Wireless Access

Hi all,

I'm just wondering what is the best method to connect Wireless APs at branch locations which don't have a WLC to the wireless network where the master controller is at the main campus site? The branch buildings are connected to the rest of the campus network over dedicated fibre WAN links. 

Would it be better to:

1. Establish a site to site VPN to the controller between the main HQ and branch sites and configure a directly connected route on the controller?

2. Configure the APs as Remote APs?

3. Manually configure the APs at the HQ site with the master controller IP address and then physically take them to the branch site?

I'm open to any other suggestions.

Thanks in advance

Hi,

if WAN links are already in place I'd use:

4. Let APs auto discover controller by DNS or DHCP (or IGMP).

How to configure this is documented in ArubaOS User Guide, Chapter: "Access Points" --> "Enable Controller Discovery"

Regards, JH

Thanks guys,

This is the first thing that I tried and it didn't work, i.e. relied on auto-discovery, DNS, DHCP with options 43 and 60 on its own scope and VLAN. As it didn't work I thought it might have something to do with VPN tunnels or configuring as RAPs. I thoroughly checked the routing tables on the network and that the AP group for this building is the same as other AP groups which do work fine.

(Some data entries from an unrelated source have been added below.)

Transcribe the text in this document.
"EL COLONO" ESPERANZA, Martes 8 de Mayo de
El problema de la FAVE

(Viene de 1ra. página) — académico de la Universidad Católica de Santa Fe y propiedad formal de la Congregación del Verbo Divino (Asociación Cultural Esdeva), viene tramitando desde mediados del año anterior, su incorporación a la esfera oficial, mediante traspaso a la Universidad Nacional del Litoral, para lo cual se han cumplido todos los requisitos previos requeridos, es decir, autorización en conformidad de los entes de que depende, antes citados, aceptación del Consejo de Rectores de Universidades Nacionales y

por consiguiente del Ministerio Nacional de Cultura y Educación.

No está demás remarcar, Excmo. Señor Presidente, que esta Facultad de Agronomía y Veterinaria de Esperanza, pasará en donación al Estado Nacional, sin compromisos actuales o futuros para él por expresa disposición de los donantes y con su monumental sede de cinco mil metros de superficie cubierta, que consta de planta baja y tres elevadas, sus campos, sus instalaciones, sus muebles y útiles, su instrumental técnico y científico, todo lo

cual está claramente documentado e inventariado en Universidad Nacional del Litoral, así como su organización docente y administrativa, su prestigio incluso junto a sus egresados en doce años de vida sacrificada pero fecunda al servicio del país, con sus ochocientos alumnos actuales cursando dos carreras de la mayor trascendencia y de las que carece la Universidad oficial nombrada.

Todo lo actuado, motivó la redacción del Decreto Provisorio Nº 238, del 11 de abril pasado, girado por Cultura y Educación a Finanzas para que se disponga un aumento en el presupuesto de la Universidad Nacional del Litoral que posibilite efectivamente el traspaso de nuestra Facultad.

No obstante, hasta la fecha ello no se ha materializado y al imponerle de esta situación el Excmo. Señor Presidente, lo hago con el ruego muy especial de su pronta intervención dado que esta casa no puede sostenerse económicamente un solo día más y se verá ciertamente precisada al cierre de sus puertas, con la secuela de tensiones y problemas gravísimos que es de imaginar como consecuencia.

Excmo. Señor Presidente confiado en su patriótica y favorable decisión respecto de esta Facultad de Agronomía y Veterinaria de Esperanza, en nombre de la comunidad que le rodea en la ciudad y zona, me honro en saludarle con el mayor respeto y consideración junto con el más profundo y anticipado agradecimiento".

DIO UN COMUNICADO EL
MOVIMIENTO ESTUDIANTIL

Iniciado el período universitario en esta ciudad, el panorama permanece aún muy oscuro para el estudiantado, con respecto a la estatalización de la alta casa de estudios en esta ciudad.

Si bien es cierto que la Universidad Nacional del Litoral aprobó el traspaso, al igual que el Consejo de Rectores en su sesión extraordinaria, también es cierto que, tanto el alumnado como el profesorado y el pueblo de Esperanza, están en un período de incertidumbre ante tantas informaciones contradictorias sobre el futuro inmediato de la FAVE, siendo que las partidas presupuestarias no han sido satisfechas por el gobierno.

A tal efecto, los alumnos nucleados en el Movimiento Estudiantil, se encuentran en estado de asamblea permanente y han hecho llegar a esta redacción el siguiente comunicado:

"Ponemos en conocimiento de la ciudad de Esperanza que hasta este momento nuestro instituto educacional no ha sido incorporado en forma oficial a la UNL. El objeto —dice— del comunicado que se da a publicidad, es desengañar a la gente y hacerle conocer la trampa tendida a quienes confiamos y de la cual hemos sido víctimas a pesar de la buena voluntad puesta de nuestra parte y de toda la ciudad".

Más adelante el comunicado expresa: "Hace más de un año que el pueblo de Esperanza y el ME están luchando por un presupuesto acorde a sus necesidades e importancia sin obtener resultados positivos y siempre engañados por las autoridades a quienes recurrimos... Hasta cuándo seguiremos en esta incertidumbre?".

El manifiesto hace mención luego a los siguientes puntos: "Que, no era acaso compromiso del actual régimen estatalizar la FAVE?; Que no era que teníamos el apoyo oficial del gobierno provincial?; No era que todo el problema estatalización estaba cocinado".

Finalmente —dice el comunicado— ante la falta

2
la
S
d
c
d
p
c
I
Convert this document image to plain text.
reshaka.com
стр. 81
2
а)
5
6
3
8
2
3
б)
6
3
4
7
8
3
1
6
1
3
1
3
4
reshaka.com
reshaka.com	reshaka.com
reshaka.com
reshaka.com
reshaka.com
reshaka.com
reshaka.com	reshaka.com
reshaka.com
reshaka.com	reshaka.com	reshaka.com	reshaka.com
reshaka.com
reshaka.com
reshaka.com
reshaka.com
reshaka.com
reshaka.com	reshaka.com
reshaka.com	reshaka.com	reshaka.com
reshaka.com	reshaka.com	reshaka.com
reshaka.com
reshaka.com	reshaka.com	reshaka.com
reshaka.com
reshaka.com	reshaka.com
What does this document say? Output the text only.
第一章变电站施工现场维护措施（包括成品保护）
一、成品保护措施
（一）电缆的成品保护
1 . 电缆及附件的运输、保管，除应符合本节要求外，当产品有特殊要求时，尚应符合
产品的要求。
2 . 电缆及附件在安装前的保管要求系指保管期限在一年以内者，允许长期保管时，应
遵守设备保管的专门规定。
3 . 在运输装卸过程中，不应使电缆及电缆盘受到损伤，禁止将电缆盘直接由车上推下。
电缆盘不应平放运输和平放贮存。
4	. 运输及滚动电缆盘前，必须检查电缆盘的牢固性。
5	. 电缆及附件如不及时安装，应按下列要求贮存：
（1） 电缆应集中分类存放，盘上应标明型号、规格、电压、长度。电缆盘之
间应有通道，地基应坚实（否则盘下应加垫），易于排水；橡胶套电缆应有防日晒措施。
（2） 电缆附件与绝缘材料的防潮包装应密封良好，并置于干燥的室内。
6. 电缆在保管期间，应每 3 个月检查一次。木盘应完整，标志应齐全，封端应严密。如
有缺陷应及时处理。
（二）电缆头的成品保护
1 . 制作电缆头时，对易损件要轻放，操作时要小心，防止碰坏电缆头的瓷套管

So far I could only get the AP to work by statically assigning the controller IP on the AP, which I agree is far from ideal.

Sounds like discovery is not successful. Put a host in that subnet and run an NSLOOKUP on "aruba-master". You should have a DNS record in place that provides the controller IP.

Sorry for late reply.

This pointed me in the right direction and I managed to get it working. I ended up adding a DNS entry on our local DNS servers for "aruba-master". 

I found this rather odd as other sites across a WAN link were working fine without this.

Maybe raise a TAC case, unless anyone here can offer a solution.

The AP console would show how the AP discovered the the controller.

Most likely, some sites may be providing controller information to the AP(s) via DHCP option 43, where that scope option was not copied/added to your new site's scope or was added incorrectly.

I prefer DNS over DHCP for discovery because of this, but there's definitely pros to each method.

If you are able to connect to the AP console while testing at the branch site, it should provide feedback on what's not working ... whether that is master discovery or if the controller is discovered by the AP can not communicate with it.

Are the AP(s) already configured as RAPs? I'm not clear from your comment, but if they are already setup as RAPs then they do not attempt master discovery, but will try to contact the statically set controller address.

Easier than you might expect. As long as AP's can discover controller then you are ready to go. VPN not needed. No need to configure AP's @HQ. 

Remote AP would be for when you do not have a dedicated WAN link and are using plain old internet access to link between controller and Remote AP.

Do not staticly assign IP's to AP's.